Hi everyone. I have a question and I hope you can help me. My question is because I have not been able to observe transition radiation in my simulation.
I understand that if I want to observe a physical process in my simulation, first of all, I need to add my libraries (such as electromagnetic library, optical library, etc) in my “physics” class, second of all, I need to assign properties to the materials, e.g., I observed that if I add a refractive index as a function of energy to my detection material (suppose water and for some energies, the condition of Cherenkov radiation is satisfied) then I can obtain optical photons produced by Cherenkov radiation. The simulation is more sophisticated if I add more properties to the material. In the case of scintillation, the process is similar, because I need to add just parameters such as “FASTCOMPONENT”, “SCINTILLATIONYIELD”, etc, and then, in my simulation I can detect optical photons produced by scintillation.
In the case of transition radiation, I understand that what you need are a detection material (suppose Aluminium) with a refractive index defined and another material, I suppose it can be the “world” material with a refractive index different of the first one, and because the both refractive index are different, you can observe optical photons in the simulation produced by transition radiation, but this is not the case, I’ve not observed this kind of optical photons.
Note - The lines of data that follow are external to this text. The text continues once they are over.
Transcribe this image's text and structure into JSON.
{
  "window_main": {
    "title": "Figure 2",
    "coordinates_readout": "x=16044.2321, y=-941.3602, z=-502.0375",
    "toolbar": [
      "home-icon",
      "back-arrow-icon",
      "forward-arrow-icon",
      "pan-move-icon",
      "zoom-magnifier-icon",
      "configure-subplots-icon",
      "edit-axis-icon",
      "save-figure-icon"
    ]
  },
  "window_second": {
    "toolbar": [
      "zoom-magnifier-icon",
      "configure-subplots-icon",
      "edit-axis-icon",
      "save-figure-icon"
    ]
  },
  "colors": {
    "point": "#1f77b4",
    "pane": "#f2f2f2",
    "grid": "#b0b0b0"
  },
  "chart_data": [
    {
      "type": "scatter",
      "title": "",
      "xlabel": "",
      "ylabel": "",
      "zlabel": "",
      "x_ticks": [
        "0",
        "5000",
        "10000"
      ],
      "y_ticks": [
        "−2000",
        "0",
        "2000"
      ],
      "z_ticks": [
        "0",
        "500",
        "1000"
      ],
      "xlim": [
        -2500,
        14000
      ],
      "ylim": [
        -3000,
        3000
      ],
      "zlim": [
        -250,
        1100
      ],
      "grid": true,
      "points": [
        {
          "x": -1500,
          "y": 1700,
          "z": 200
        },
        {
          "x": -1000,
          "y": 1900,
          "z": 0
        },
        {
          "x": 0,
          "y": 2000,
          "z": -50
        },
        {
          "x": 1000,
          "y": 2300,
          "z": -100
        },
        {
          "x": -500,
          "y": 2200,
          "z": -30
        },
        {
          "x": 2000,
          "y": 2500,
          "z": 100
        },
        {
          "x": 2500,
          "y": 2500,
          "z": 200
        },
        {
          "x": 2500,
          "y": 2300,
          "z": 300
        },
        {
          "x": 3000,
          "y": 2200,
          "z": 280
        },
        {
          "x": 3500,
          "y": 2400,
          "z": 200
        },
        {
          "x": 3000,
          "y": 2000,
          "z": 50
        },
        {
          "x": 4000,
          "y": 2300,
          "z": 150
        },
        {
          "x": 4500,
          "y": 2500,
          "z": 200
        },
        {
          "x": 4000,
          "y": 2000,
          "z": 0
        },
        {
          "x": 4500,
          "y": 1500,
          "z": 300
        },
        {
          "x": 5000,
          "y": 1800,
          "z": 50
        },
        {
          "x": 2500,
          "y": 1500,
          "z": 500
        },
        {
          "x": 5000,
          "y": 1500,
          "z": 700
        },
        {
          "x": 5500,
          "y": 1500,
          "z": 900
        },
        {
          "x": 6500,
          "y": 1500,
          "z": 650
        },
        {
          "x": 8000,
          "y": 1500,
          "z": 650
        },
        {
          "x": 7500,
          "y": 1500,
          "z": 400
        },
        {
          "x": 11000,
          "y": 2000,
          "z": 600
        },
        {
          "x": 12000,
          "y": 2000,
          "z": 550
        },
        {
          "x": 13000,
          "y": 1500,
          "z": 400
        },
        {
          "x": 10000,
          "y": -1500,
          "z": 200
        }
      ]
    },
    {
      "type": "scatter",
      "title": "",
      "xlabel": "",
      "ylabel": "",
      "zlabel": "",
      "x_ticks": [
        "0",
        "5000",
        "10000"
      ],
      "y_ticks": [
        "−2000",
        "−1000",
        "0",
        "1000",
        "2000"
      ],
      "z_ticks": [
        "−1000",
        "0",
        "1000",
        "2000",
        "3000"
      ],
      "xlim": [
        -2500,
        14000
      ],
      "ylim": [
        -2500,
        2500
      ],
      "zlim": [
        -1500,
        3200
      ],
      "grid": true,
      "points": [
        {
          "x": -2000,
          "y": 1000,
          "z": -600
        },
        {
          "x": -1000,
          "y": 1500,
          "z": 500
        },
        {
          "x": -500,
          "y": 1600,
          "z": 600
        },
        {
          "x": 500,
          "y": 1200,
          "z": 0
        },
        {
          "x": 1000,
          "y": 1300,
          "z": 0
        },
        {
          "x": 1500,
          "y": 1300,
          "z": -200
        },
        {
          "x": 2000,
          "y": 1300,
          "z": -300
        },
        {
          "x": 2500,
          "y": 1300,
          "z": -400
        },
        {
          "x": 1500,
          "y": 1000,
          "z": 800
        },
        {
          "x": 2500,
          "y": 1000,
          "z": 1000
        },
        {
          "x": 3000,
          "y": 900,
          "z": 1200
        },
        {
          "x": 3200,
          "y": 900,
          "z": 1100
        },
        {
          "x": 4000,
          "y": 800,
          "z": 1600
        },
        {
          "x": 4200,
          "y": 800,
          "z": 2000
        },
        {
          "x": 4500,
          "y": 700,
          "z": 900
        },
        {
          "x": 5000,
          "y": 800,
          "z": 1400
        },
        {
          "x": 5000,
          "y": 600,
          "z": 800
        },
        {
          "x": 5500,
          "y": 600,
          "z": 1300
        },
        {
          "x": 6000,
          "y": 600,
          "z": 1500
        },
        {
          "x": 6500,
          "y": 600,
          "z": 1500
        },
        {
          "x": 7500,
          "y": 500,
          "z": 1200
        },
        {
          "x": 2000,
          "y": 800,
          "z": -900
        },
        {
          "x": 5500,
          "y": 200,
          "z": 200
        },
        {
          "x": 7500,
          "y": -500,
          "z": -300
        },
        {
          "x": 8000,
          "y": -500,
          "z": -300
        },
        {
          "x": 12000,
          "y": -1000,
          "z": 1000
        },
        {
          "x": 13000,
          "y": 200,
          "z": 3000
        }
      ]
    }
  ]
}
My next try was to define a surface with properties such as “RINDEX”, “REFLECTIVITY”, “EFFICIENCY”, etc, ad I set “type”, “model” and “finish” of this surface that covers the Aluminium (the refractive index of the surface is the same that the Aluminium and also different from the “world” material) and I can not get optical photons produced by transition radiation either.
Am I right in thinking this way? That is, is it just necessary to add properties to the materials to observe different kinds of radiation? If you can help me with this question, I will be hugely grateful, this can be really helpful to my simulation.